Publicado por Noemi en Reflexiones
En sus pensamientos…
Estaba ahí, mirando al horizonte mediante la fotografía de la realidad. La admiraba. Divisaba la aureola que envolvía toda su… digamos perfección, dejando un rayo de viva luz, ausente en el momento de su parpadeo. Universo el que ofrecían sus deseados ojos donde nacía la inspiración de todo ser. Constelación la que ofrecía junto a sus labios, aquella joven de cabello rojizo. Tez enmarcada por un rostro angelical, blanco como la nada, tan simple como la totalidad. Recorría su perfil y me perdía en cada ángulo de su cuerpo. Lo que daría por tener esa sonrisa guiándome por la perdición, ofreciéndome un paralelismo con sus gestos. Anticipada imaginación que ya la visualizas encima de mi ser, jadeando y moldeando esa gota de sudor que se desliza por sus pechos. Siento ese gusto salado ya en mi boca. Lo puedo saborear. Elixir de los drogadictos, veneno de la locura. Sí, querida, puedo oler tu piel. Dulce aroma, delicada flor. Deshojaría todos tus rincones y entraría en todos tus caminos, recorriendo ese paseo de placer. Finas manos reencarnan la esencia de los ángeles.
Sigue imaginación, sigue por favor. Ofréceme un panorama mejor de sus cuerdas que atan sus manos tan fuerte que dibujan un raíl de sangre. Sangre roja, pura, deslizando por la nada de su piel. Se desvía, sigo el camino con la mirada. Cogería mis artilugios, te voy a dar placer. Noto una cara triste, preciosa, tienes que sonreír. Sí, esa sonrisa permanente en tu tez. Abre la boca mi vida, sólo quiero tatuar la felicidad en tus comisuras. No me mires con esos ojos despiadados, mi reina, que me pierdo en el agujero infinito que me enseñan tus pupilas. Eso es, tranquila.
Cogería mi mejor instrumento que por experiencia es el que me ha maquillado las mejores sonrisas. Abre la boca pequeña. Sangra. Perfecto corte, preciso junto a tu comisura derecha. Ahora estás más bella. Sonríeme. Eso es. Genial, me ha quedado simétrico. Qué bella imagen. Océano tintado, mar de emociones resurge de tu sonrisa. Ahora sonreirás para siempre. ¿No eres feliz? ¿Quieres más placer? Eso está hecho.
La llevaría a mi mejor rincón. La ataría. Quizás sea mejor hacerte un traje a medida. Perfilo con el bisturí tus curvas que lloran de gusto. Vibran mis tímpanos con tu imponente voz que mantiene el mismo tono e intensidad durante segundos. Qué excitación me ofreces, pequeña. Qué bonito vestido realizo con tu propia piel. Es que es tan bella, que me encantaría que la llevases puesta todos los días. Espera, que me parece que la entallaría más de aquí. Se adapta con tu silueta que se enreda con tu cuerpo. Increíble.
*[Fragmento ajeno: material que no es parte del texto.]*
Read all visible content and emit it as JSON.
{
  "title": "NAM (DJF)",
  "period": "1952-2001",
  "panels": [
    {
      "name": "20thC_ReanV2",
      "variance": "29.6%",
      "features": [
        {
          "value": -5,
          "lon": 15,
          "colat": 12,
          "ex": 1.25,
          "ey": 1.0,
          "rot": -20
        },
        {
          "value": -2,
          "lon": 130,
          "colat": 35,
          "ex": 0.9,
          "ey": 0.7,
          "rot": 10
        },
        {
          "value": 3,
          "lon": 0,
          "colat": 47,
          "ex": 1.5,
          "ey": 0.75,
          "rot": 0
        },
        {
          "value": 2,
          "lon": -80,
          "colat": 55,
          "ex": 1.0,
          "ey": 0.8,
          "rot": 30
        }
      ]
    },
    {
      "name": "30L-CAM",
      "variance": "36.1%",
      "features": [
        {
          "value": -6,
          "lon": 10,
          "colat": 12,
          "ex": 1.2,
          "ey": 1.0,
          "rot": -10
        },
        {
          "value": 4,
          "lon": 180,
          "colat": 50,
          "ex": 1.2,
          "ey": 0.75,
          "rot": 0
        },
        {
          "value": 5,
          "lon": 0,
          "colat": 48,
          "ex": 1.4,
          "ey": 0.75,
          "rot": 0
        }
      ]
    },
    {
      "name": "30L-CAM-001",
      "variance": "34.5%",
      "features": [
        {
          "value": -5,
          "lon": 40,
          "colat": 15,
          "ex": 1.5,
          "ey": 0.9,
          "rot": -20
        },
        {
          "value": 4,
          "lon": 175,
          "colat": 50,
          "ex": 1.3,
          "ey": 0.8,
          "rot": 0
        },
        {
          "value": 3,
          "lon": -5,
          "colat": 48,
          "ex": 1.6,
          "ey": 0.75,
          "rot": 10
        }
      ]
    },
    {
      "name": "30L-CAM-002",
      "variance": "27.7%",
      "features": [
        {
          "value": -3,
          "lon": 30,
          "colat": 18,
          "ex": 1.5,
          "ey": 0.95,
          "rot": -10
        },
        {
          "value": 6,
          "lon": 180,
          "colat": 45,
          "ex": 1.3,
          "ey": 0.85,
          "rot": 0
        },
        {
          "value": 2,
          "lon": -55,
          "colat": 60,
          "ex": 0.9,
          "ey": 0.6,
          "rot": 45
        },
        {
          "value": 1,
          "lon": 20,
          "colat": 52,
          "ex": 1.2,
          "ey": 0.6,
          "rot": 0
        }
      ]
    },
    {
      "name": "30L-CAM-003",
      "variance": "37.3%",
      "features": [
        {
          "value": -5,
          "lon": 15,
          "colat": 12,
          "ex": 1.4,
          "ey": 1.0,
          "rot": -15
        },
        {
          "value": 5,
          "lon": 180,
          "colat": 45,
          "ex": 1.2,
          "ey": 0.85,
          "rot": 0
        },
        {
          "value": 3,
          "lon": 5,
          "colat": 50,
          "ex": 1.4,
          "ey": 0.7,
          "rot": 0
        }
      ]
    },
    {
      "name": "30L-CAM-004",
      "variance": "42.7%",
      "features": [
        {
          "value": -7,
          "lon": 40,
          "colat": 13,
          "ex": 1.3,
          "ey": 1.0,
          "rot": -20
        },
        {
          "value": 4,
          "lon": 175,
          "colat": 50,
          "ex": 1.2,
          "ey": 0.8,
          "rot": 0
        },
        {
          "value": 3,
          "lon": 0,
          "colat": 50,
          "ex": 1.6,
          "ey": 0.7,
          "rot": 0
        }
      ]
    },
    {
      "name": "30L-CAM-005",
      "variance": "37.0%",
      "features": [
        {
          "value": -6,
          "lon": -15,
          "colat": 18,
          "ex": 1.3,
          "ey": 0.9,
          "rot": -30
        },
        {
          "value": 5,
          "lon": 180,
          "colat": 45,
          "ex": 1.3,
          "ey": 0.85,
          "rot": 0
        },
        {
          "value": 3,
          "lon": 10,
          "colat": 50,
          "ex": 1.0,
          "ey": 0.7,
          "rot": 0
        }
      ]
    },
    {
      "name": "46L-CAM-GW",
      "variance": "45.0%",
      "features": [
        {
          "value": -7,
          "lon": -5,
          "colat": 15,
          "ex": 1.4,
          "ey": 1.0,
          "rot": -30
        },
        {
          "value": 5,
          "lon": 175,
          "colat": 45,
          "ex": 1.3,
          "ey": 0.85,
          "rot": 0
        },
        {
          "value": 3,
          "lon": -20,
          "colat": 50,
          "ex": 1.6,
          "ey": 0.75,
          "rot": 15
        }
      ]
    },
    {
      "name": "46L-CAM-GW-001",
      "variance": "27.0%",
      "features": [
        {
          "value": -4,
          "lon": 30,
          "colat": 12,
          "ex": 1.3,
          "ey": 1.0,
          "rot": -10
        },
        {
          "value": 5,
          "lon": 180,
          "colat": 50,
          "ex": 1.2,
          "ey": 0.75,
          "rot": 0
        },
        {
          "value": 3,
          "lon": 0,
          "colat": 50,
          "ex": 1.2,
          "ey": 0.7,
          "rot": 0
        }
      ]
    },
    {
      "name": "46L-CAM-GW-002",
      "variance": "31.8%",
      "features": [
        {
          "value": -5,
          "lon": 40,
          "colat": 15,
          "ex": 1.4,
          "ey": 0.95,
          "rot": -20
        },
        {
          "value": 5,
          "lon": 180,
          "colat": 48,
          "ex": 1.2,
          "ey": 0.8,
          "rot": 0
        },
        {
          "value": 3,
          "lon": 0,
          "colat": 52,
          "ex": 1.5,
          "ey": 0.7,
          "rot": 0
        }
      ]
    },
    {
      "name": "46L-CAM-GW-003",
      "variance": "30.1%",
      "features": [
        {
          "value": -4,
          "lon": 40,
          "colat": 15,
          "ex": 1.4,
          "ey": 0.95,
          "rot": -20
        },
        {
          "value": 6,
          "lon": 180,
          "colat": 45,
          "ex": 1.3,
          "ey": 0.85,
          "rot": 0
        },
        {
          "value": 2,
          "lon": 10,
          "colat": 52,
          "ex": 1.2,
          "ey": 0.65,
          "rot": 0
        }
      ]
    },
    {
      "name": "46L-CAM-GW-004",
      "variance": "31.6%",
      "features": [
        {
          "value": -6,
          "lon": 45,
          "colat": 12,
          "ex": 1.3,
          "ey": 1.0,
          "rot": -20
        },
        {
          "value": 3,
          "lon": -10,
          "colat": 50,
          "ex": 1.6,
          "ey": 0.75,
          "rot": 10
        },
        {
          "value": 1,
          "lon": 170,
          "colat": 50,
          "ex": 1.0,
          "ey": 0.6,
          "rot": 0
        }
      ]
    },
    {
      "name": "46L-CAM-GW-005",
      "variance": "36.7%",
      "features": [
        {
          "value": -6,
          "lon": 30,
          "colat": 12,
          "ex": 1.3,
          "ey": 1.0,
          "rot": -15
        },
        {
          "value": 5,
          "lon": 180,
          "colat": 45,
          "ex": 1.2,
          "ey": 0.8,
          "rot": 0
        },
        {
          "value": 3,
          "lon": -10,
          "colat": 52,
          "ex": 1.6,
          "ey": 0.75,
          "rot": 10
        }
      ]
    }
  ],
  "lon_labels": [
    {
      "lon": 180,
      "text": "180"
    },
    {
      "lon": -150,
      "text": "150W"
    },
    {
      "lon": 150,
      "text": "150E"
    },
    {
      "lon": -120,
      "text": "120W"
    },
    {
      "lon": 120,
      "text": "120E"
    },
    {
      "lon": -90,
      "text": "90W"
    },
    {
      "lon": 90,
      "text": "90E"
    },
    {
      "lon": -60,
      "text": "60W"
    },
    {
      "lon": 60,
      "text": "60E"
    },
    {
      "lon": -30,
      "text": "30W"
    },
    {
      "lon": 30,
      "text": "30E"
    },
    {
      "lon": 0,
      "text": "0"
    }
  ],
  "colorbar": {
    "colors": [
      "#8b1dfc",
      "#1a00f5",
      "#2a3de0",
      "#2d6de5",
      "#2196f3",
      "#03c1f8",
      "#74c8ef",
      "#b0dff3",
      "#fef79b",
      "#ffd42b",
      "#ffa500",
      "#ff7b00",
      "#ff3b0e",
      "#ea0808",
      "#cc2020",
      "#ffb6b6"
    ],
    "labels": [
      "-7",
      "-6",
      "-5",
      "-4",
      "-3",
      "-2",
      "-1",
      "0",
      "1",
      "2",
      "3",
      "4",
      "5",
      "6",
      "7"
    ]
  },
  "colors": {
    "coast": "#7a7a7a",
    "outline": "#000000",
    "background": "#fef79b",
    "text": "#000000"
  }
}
Tu blanca piel se apaga poco a poco. Te veo sonreír pero te noto triste. Ya sé que quieres. Cuerpo fúnebre en su totalidad, pesado e inmóvil, te daré lo que me pides. La arrodillo y se sostiene como puede. Se desprende. ¿Pequeña qué sucede? Apoyo a mi preciosidad en la pared, sentada. Me sobra toda la ropa. Quiero sentir el calor que se esfuma de su nuevo vestido. Abre la boca. Lloras. Abre la boca. Te resigna. Eso es.
Antes de empezar, me molesta algo, pero tranquila que todo tiene solución. Corto el órgano que invade tu boca. No te quedan fuerzas ni para respirar. Toda mi excitación entra por ella, que derrama por los cortes en las comisuras, un río espeso de sangre. Convulsiona tu cuerpo y tus ojos se vuelven negros completamente. Infinidad de placer que me proporciona el clímax, se derrama por tu boca un líquido donde se mezclan dos colores en un mismo mar. Por fin, te quedas quieta. Me encantas así. Ahora me toca a mí disfrutar de tu cuerpo enjaulado en sangre, con su calor evadiéndose, y con la boca llena de aquella agradable mixtura. Pruebo la sangre de tu cara. Qué ardiente tentación, manjar de pocos y privado para muchos.
Se esfuma mi imaginación en el momento en que el autobús se detiene en seco. Ella está de pie. Quién fuese suelo para sostener toda su pesada belleza. Me mira… sé que hace tiempo que me observa, me sonríe, e incluso se sonroja. Quizás la invite a cenar, quizás le otorgue todo el placer del mundo, quizás juegue con su cuerpo. De todos modos, le digo:
-Hola preciosa.
Cómo me gusta su sonrisa para dibujarla en su tez. Eso es.